Prayer blog: On loving, leaving and learning: In Gratitude for Consecrated Life

Natalie Gordon 28 May 2015

It probably seems a little unusual to offer a reflection on the Year of Consecrated Life as a woman who doesn’t belong to a religious community or institute. 

It probably seems a little unusual to offer a reflection on the Year of Consecrated Life as a woman who doesn’t belong to a religious community or institute. 

However, for a long while in my young adult life, religious life was something that I felt called to and deeply desired.

Some days the pull of God’s love on my heartstrings catches me and it’s in those moments that I am obliged to revisit the journey that took me to the convent and then beyond. 

I fell in love with the idea of religious life in my early twenties. I had a great Aunt who was a Josephite in regional Australia and even though I never met her, her story seemed interesting and exciting.

One day, whilst praying in the convent chapel next to the school I worked in, the sisters jokingly offered me the ‘tour’ of the convent.

It entirely whet my appetite to know more. Finally, the moment I thought I was definitely called, wasn’t one of thunderbolts and lightening but when the convent superior, or community leader as they are known in Australia, told me a story about how she used to pray daily to God in the very same chapel as a young woman asking him to help her do her work, until she realised the prayer ought to be the other way around.

She knew at some point that it was her asking Him to help Him in HIS work. I was hooked. A lot of time in my twenties was spent trying to find the right place to live this calling. At the same time though, I was forgetting to grow up. So my quest to love God in His entirety was one that meant meeting many inspirational religious women.

It also meant journeying….journeying before it became a popular secular phrase and journeying until there was nothing else left to give except to ask God one winter morning in community prayer to let me know when it was alright to leave the community I had eventually journeyed to.

The journey was soon over.

I also think that these amazing women could see I had a lot of growing up to do still, but nonetheless, they endured the young woman (probably very annoying at times) on her quest to know God’s love.

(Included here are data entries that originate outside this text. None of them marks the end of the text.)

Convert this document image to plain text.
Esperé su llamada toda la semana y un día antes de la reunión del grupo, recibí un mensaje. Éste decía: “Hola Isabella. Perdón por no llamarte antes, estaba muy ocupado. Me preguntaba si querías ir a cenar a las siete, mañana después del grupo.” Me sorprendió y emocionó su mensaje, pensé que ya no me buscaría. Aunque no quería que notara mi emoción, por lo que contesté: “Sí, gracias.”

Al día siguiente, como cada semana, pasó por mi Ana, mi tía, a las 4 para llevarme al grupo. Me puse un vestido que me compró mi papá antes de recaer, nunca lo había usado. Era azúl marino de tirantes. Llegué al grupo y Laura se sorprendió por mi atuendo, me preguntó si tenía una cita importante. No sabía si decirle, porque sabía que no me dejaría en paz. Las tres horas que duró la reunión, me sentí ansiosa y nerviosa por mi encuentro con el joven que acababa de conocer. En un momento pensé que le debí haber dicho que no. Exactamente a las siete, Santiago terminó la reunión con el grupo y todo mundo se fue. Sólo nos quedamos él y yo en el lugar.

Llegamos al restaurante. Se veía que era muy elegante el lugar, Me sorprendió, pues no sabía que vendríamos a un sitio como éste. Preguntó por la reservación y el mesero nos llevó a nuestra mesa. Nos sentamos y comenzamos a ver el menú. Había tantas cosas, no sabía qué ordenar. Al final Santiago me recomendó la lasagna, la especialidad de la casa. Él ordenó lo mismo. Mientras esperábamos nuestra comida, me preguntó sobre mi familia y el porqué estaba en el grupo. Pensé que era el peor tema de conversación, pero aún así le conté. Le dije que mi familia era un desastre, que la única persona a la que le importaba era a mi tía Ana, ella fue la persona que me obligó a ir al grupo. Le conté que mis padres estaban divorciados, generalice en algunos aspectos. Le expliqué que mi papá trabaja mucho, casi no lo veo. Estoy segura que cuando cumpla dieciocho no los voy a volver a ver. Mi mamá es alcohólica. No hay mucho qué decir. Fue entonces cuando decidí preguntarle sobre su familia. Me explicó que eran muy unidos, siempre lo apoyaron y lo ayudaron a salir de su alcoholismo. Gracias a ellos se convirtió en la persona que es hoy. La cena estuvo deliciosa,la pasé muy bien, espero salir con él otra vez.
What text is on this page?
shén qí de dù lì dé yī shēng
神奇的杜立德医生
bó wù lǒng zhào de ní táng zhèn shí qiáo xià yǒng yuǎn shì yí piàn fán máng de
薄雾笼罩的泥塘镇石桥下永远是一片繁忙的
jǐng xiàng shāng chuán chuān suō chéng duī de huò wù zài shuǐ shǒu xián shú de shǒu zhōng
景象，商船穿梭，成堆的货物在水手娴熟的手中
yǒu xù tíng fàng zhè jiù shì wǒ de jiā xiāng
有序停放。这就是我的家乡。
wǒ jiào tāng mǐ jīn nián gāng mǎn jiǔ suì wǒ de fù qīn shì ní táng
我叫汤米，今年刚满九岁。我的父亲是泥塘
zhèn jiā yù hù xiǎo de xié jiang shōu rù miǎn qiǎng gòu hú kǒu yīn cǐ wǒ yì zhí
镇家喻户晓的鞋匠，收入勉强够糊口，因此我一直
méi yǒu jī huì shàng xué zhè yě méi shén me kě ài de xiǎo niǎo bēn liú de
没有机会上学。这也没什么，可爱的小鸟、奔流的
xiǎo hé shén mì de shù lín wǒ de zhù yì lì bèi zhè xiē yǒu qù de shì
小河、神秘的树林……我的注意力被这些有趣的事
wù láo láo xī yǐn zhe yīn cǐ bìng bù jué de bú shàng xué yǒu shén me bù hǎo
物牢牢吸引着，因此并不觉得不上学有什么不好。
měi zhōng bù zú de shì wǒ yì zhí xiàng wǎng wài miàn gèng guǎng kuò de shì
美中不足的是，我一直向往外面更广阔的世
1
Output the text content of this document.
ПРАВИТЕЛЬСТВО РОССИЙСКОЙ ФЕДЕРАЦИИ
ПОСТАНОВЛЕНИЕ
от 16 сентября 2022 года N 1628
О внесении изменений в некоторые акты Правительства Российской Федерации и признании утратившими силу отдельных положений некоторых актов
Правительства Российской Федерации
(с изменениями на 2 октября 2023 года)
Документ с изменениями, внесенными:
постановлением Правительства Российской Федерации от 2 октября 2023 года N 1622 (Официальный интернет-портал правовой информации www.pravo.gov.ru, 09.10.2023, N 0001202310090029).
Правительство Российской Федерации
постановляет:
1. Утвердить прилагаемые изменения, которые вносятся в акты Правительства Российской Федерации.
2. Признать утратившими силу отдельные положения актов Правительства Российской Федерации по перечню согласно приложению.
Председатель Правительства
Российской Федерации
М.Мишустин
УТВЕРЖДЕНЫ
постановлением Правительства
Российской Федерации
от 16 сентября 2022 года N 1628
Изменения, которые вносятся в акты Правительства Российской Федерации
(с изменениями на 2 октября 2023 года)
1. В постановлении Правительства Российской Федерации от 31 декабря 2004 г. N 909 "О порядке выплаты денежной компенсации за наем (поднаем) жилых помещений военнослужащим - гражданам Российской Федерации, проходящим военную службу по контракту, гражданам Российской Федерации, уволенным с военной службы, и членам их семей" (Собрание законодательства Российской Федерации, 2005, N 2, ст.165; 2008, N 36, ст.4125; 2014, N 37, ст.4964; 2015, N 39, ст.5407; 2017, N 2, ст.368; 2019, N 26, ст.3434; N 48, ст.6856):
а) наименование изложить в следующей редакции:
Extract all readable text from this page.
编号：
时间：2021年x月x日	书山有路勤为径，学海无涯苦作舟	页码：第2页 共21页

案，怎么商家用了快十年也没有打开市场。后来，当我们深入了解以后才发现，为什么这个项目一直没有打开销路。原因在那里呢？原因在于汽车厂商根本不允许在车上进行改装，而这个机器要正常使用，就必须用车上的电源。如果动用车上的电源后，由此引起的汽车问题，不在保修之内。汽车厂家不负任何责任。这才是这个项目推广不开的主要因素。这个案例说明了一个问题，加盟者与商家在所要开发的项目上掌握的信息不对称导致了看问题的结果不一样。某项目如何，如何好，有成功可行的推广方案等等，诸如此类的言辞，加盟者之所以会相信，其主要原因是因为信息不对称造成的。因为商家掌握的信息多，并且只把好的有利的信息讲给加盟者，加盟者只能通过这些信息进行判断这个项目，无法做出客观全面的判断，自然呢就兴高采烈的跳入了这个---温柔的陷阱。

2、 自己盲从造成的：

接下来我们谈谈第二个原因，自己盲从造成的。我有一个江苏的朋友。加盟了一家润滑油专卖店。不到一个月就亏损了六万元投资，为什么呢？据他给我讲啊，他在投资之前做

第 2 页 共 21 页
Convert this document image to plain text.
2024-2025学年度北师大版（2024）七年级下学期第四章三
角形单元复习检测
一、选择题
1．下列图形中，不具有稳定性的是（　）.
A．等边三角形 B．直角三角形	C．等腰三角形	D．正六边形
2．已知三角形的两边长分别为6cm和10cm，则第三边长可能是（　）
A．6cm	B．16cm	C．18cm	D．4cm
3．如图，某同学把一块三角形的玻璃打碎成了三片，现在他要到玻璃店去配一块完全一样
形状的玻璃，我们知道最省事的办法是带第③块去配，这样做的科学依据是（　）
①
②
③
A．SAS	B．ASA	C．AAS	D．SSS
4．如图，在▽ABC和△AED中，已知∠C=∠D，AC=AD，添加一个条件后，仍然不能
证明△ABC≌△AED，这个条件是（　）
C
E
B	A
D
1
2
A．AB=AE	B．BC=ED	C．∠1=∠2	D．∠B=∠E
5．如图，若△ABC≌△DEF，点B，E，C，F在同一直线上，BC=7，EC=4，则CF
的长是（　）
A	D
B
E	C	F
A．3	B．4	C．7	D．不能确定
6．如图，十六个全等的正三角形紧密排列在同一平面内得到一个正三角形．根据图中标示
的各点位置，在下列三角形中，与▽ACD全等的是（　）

In this year of Consecrated Life these women do deserve a special mention, and whilst I won’t mention their orders, I will just mention them by name, because they have all helped me to truly know God’s love in God’s time, his Kairos time and not my time, my young and idealistic and persevering desire to want God's love NOW!

Colleen, Ann, Jenny, Veronica, Mary-Clare, Rosemary, Monica, Maria, Frances, Noelene, Kerry, Monica, Julie, Pat, Moira, Lydia, Marg, Mary-Rachel and Mary have all been a guiding spirit of God’s love in my life.

Your witness has woken me up to the world! Now in my thirties the journey goes on. Not entirely convinced that religious life really needs me, it is still something that crosses my mind once in a while. I really do miss the prayer life and the joy of living in community at times.

I know a lot of young women still see religious life as a very real and challenging life choice of radical love and radical witness to the world. These young women need religious women’s witness to be brave and try the life. It’s very definitely not a numbers game.

And God probably isn’t bothered too much about what sort of community young women join, as long as there is a place for those young women to make God’s love known in her own way, through the charism of the founder or foundress of the order.

The mystery of the religious life never dies, the desire to know God in His own time certainly never diminishes. The Year of Consecrated life has offered the rest of the Church a chance to revisit, re-evaluate and share a sneak peek into the mystery of religious life.

For all of those men and women who have given all and followed Him in a courageously loving journey, we thank you for helping us to know God’s undying love for all of us. You are the secret crown jewels of the Church. You are the treasures that offer us hope.

Natalie Gordon is a former associate lecturer at the University of Notre Dame and now teaches in Cairns, Qld.